April 21, 2018

Flotsam & Jetsam: When television took over politics

Sam Smith - It's been my long held thesis that few things have altered American politics more than the arrival of television's popularity as a source of news and opinion.  As noted here before, for example, it had a profound effect on political corruption. Prior to television, corruption was a feudal arrangement i.e. politicians were permitted corruption but it was assumed that they paid back to the people in services. With television advertising, service to the voter took a distant back seat to image as seen on TV supported by huge sums of advertising money largely unrelated to the average citizen.

Even more serious was the arrival of cable news domination. Both CNN and Fox began during the Reagan administration, a fair time to designate as the start of America's modern decline. And MSNBC began in  1996, in the midst of the Clinton years - a time that marked by the decline of the Democratic Party.

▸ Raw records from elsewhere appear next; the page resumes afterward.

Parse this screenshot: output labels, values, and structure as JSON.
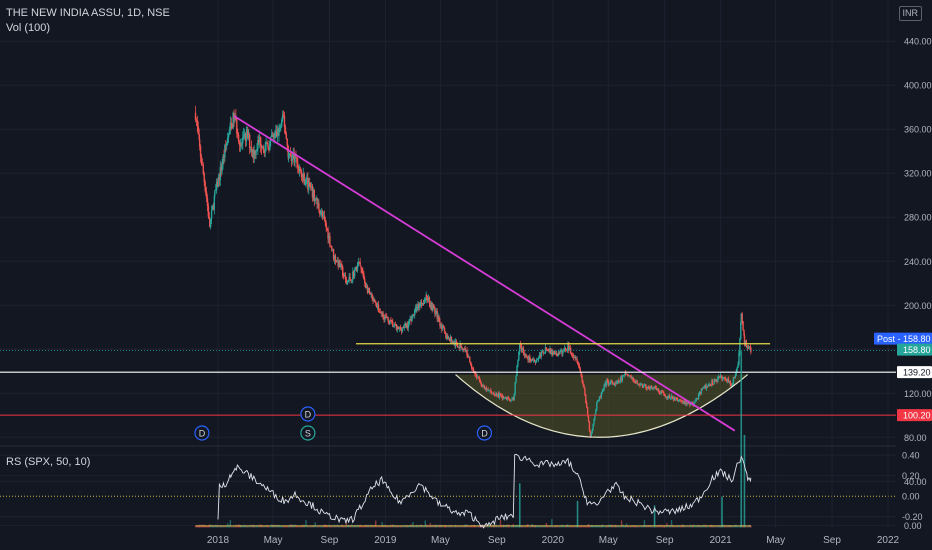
{
  "header": {
    "symbol": "THE NEW INDIA ASSU, 1D, NSE",
    "volume": "Vol (100)",
    "currency": "INR"
  },
  "chart_data": {
    "type": "candlestick",
    "y_axis": {
      "ticks": [
        440,
        400,
        360,
        320,
        280,
        240,
        200,
        160,
        120,
        80
      ],
      "range": [
        73,
        452
      ]
    },
    "x_axis": {
      "ticks": [
        "2018",
        "May",
        "Sep",
        "2019",
        "May",
        "Sep",
        "2020",
        "May",
        "Sep",
        "2021",
        "May",
        "Sep",
        "2022"
      ]
    },
    "price_series": [
      [
        "2017-11-13",
        375
      ],
      [
        "2017-11-22",
        342
      ],
      [
        "2017-12-05",
        305
      ],
      [
        "2017-12-14",
        272
      ],
      [
        "2017-12-25",
        300
      ],
      [
        "2018-01-08",
        325
      ],
      [
        "2018-01-22",
        352
      ],
      [
        "2018-02-05",
        372
      ],
      [
        "2018-02-20",
        345
      ],
      [
        "2018-03-05",
        355
      ],
      [
        "2018-03-19",
        338
      ],
      [
        "2018-04-02",
        350
      ],
      [
        "2018-04-16",
        342
      ],
      [
        "2018-05-01",
        352
      ],
      [
        "2018-05-14",
        358
      ],
      [
        "2018-05-24",
        370
      ],
      [
        "2018-06-04",
        336
      ],
      [
        "2018-06-18",
        335
      ],
      [
        "2018-07-02",
        318
      ],
      [
        "2018-07-16",
        310
      ],
      [
        "2018-07-30",
        298
      ],
      [
        "2018-08-13",
        285
      ],
      [
        "2018-08-27",
        268
      ],
      [
        "2018-09-10",
        245
      ],
      [
        "2018-09-24",
        236
      ],
      [
        "2018-10-08",
        220
      ],
      [
        "2018-10-22",
        228
      ],
      [
        "2018-11-05",
        238
      ],
      [
        "2018-11-19",
        218
      ],
      [
        "2018-12-03",
        205
      ],
      [
        "2018-12-17",
        196
      ],
      [
        "2019-01-07",
        186
      ],
      [
        "2019-01-28",
        178
      ],
      [
        "2019-02-18",
        182
      ],
      [
        "2019-03-11",
        198
      ],
      [
        "2019-04-01",
        208
      ],
      [
        "2019-04-22",
        192
      ],
      [
        "2019-05-13",
        172
      ],
      [
        "2019-06-03",
        165
      ],
      [
        "2019-06-24",
        160
      ],
      [
        "2019-07-15",
        138
      ],
      [
        "2019-08-05",
        124
      ],
      [
        "2019-08-26",
        120
      ],
      [
        "2019-09-16",
        116
      ],
      [
        "2019-10-07",
        114
      ],
      [
        "2019-10-21",
        165
      ],
      [
        "2019-11-04",
        152
      ],
      [
        "2019-11-25",
        150
      ],
      [
        "2019-12-16",
        160
      ],
      [
        "2020-01-13",
        155
      ],
      [
        "2020-02-03",
        162
      ],
      [
        "2020-02-24",
        150
      ],
      [
        "2020-03-09",
        125
      ],
      [
        "2020-03-23",
        80
      ],
      [
        "2020-04-06",
        110
      ],
      [
        "2020-04-27",
        130
      ],
      [
        "2020-05-18",
        128
      ],
      [
        "2020-06-08",
        138
      ],
      [
        "2020-06-29",
        130
      ],
      [
        "2020-07-20",
        126
      ],
      [
        "2020-08-10",
        124
      ],
      [
        "2020-08-31",
        118
      ],
      [
        "2020-09-21",
        115
      ],
      [
        "2020-10-12",
        112
      ],
      [
        "2020-11-02",
        110
      ],
      [
        "2020-11-23",
        124
      ],
      [
        "2020-12-14",
        130
      ],
      [
        "2021-01-04",
        135
      ],
      [
        "2021-01-25",
        128
      ],
      [
        "2021-02-08",
        145
      ],
      [
        "2021-02-15",
        190
      ],
      [
        "2021-02-22",
        168
      ],
      [
        "2021-03-01",
        162
      ],
      [
        "2021-03-08",
        158.8
      ]
    ],
    "volume_bursts": [
      [
        "2019-10-21",
        1.0
      ],
      [
        "2020-02-24",
        0.6
      ],
      [
        "2020-08-10",
        0.5
      ],
      [
        "2021-01-04",
        0.7
      ],
      [
        "2021-02-15",
        4.0
      ],
      [
        "2021-02-22",
        2.1
      ]
    ],
    "drawings": {
      "trendline": {
        "from": [
          "2018-02-05",
          372
        ],
        "to": [
          "2021-02-01",
          86
        ],
        "color": "#d63cd6"
      },
      "resistance": {
        "from": "2018-10-29",
        "to": "2021-04-19",
        "value": 165,
        "color": "#e8d84a"
      },
      "horizontal_white": {
        "value": 139.2,
        "color": "#ffffff"
      },
      "horizontal_red": {
        "value": 100.2,
        "color": "#f23645"
      },
      "cup": {
        "from": [
          "2019-06-03",
          137
        ],
        "bottom": [
          "2020-04-06",
          80
        ],
        "to": [
          "2021-03-01",
          137
        ],
        "color": "#e6e6c8"
      }
    },
    "price_labels": [
      {
        "name": "Post",
        "value": "158.80",
        "color": "#2962ff"
      },
      {
        "name": "",
        "value": "158.80",
        "color": "#26a69a"
      },
      {
        "name": "",
        "value": "139.20",
        "color": "#ffffff"
      },
      {
        "name": "",
        "value": "100.20",
        "color": "#f23645"
      }
    ],
    "events": [
      {
        "label": "D",
        "date": "2017-11-27",
        "row": 0,
        "color": "#2962ff"
      },
      {
        "label": "D",
        "date": "2018-07-16",
        "row": 1,
        "color": "#2962ff"
      },
      {
        "label": "S",
        "date": "2018-07-16",
        "row": 0,
        "color": "#26a69a"
      },
      {
        "label": "D",
        "date": "2019-08-05",
        "row": 0,
        "color": "#2962ff"
      }
    ],
    "volume_axis": {
      "ticks": [
        40,
        0
      ],
      "label_ticks": [
        "40.00",
        "0.00"
      ]
    },
    "rs_indicator": {
      "title": "RS (SPX, 50, 10)",
      "ticks": [
        0.4,
        0.2,
        0.0,
        -0.2
      ],
      "tick_labels": [
        "0.40",
        "0.20",
        "0.00",
        "-0.20"
      ],
      "range": [
        -0.31,
        0.46
      ],
      "series": [
        [
          "2018-01-01",
          -0.25
        ],
        [
          "2018-01-15",
          0.1
        ],
        [
          "2018-01-29",
          0.22
        ],
        [
          "2018-02-12",
          0.28
        ],
        [
          "2018-03-05",
          0.22
        ],
        [
          "2018-03-26",
          0.15
        ],
        [
          "2018-04-16",
          0.08
        ],
        [
          "2018-05-07",
          0.0
        ],
        [
          "2018-05-28",
          -0.05
        ],
        [
          "2018-06-18",
          0.02
        ],
        [
          "2018-07-09",
          -0.05
        ],
        [
          "2018-07-30",
          -0.1
        ],
        [
          "2018-08-20",
          -0.18
        ],
        [
          "2018-09-10",
          -0.2
        ],
        [
          "2018-10-01",
          -0.25
        ],
        [
          "2018-10-22",
          -0.22
        ],
        [
          "2018-11-12",
          -0.08
        ],
        [
          "2018-12-03",
          0.08
        ],
        [
          "2018-12-24",
          0.16
        ],
        [
          "2019-01-14",
          0.02
        ],
        [
          "2019-02-04",
          -0.06
        ],
        [
          "2019-02-25",
          0.04
        ],
        [
          "2019-03-18",
          0.12
        ],
        [
          "2019-04-08",
          0.02
        ],
        [
          "2019-04-29",
          -0.08
        ],
        [
          "2019-05-20",
          -0.12
        ],
        [
          "2019-06-10",
          -0.18
        ],
        [
          "2019-07-01",
          -0.16
        ],
        [
          "2019-07-22",
          -0.25
        ],
        [
          "2019-08-12",
          -0.3
        ],
        [
          "2019-09-02",
          -0.22
        ],
        [
          "2019-09-23",
          -0.2
        ],
        [
          "2019-10-07",
          -0.18
        ],
        [
          "2019-10-21",
          0.38
        ],
        [
          "2019-11-11",
          0.36
        ],
        [
          "2019-12-02",
          0.3
        ],
        [
          "2019-12-23",
          0.32
        ],
        [
          "2020-01-13",
          0.3
        ],
        [
          "2020-02-03",
          0.34
        ],
        [
          "2020-02-24",
          0.2
        ],
        [
          "2020-03-16",
          -0.05
        ],
        [
          "2020-04-06",
          -0.1
        ],
        [
          "2020-04-27",
          0.05
        ],
        [
          "2020-05-18",
          0.1
        ],
        [
          "2020-06-08",
          -0.02
        ],
        [
          "2020-06-29",
          -0.05
        ],
        [
          "2020-07-20",
          -0.1
        ],
        [
          "2020-08-10",
          -0.15
        ],
        [
          "2020-08-31",
          -0.15
        ],
        [
          "2020-09-21",
          -0.15
        ],
        [
          "2020-10-12",
          -0.12
        ],
        [
          "2020-11-02",
          -0.08
        ],
        [
          "2020-11-23",
          0.02
        ],
        [
          "2020-12-14",
          0.18
        ],
        [
          "2021-01-04",
          0.24
        ],
        [
          "2021-01-25",
          0.15
        ],
        [
          "2021-02-15",
          0.4
        ],
        [
          "2021-03-01",
          0.16
        ],
        [
          "2021-03-08",
          0.18
        ]
      ]
    }
  }
}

But it all really began with the first presidential debate on television - between Richard Nixon and John F, Kennedy in 1960.  Kennedy's performance clearly gave him the edge on TV, but at least one survey indicated that Nixon had proved more popular on radio.

These thoughts come back to mind because I recently discovered a poem I wrote in October 1960 that showed I was already worried about what television was doing to politics:

I'll Take My Candidate Without Cream or Sugar, Thank You

Pollster, spare that candidate. 
Give him a chance to run. 
Free from all percentage points, 
Safe from statistics' gun. 

Make-up men, leave them alone
Stop your foolish fixin' 
Just look at the mess you made
Painting Mr. Nix'n

Television men you goofed,
You made the veep too hot. 
You brought poor Dick cruel age 
With a misdirected spot. 

Ghostwriters, I do not care
How you'd run the States.
Just let me hear the voices of
Unhaunted candidates 

But Dick and John are hidden
A glance is all I see. 
With too damn many people
Between those two and me.

Another story on this topic 

1 comment:

T.W. Day said...

I've listened to those debates on radio a few times since 1960. I have no idea what the people who thought Nixon "won" the aural contest are talking about. Probably the same nitwits who listen to hate radio and imagine themselves to be "patriots."